Battlefield 3 ist echt ein schlechter Witz.

Ich denke dieser Blogpost trifft es zu 100%:
BF 3 Beta


----------



## Marui (1. Oktober 2011)

sorry doppelpost


----------



## Ogil (1. Oktober 2011)

Auch wenn der Blogbeitrag ein Krampf zum Lesen ist: Den meisten Punkten stimme ich so zu. 
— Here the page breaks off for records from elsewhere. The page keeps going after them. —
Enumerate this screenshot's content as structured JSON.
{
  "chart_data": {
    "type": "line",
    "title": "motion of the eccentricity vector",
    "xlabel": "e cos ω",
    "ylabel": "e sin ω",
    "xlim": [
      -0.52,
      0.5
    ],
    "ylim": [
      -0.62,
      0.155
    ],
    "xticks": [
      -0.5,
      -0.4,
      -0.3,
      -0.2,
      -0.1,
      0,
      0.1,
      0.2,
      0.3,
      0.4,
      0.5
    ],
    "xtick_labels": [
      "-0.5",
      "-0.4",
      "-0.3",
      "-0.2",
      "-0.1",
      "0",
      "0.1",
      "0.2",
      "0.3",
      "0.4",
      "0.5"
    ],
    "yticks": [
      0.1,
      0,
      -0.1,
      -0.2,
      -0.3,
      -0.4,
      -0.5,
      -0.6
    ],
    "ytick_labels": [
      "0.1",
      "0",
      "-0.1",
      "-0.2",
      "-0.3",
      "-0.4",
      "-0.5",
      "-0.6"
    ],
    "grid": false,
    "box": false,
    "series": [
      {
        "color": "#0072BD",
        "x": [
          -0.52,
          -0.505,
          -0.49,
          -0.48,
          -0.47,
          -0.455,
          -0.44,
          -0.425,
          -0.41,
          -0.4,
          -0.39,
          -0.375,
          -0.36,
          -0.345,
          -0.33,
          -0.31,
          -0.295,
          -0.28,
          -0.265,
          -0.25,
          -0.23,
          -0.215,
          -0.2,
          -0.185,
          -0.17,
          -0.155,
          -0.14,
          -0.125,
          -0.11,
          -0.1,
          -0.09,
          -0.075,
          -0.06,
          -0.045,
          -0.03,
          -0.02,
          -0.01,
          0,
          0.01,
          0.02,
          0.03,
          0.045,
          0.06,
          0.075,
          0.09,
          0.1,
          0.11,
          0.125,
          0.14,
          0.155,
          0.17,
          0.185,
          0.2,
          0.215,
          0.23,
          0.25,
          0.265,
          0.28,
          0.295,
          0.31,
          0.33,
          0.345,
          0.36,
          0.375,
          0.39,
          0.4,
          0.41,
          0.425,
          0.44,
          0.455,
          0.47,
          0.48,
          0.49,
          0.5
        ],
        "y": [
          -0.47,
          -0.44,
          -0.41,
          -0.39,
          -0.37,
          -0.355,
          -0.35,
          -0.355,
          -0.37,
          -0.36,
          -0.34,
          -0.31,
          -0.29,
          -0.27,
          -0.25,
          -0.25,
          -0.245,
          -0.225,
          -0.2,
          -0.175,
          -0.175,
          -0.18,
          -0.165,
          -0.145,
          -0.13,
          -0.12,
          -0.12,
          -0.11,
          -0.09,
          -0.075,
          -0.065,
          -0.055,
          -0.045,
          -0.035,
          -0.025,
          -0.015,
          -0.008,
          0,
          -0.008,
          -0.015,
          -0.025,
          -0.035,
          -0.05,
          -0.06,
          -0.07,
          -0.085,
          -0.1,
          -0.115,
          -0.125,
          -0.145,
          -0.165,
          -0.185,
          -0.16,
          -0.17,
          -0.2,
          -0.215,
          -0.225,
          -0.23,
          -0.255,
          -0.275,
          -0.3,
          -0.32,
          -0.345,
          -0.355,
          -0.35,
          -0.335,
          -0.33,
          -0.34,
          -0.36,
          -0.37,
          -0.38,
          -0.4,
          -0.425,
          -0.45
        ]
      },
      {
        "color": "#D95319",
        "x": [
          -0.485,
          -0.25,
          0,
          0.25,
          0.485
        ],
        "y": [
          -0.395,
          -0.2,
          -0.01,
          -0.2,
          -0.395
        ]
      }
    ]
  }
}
Auch ich hatte das Gefuehl, dass die Metro-Map genauso in CoD vorkommen koennte und vom Spielgefuehl (run'n'gun) gab es da auch keinen grossen Unterschied: Das UI ist anders und man hat dem Ganzen eine extra grosse Portion Bloom gegoennt. Irgendwie seh ich auch nicht den grossen Unterschied zu BFBC2 und was dort nervte, nervt noch immer oder gar mehr. Irgendwo wurde ja auch schon von BFBC2.5 gesprochen - wo Sniper dank Prone nun noch besser campen koennen und selbst auf Maps wie Metro das halbe Team aus Snipern besteht.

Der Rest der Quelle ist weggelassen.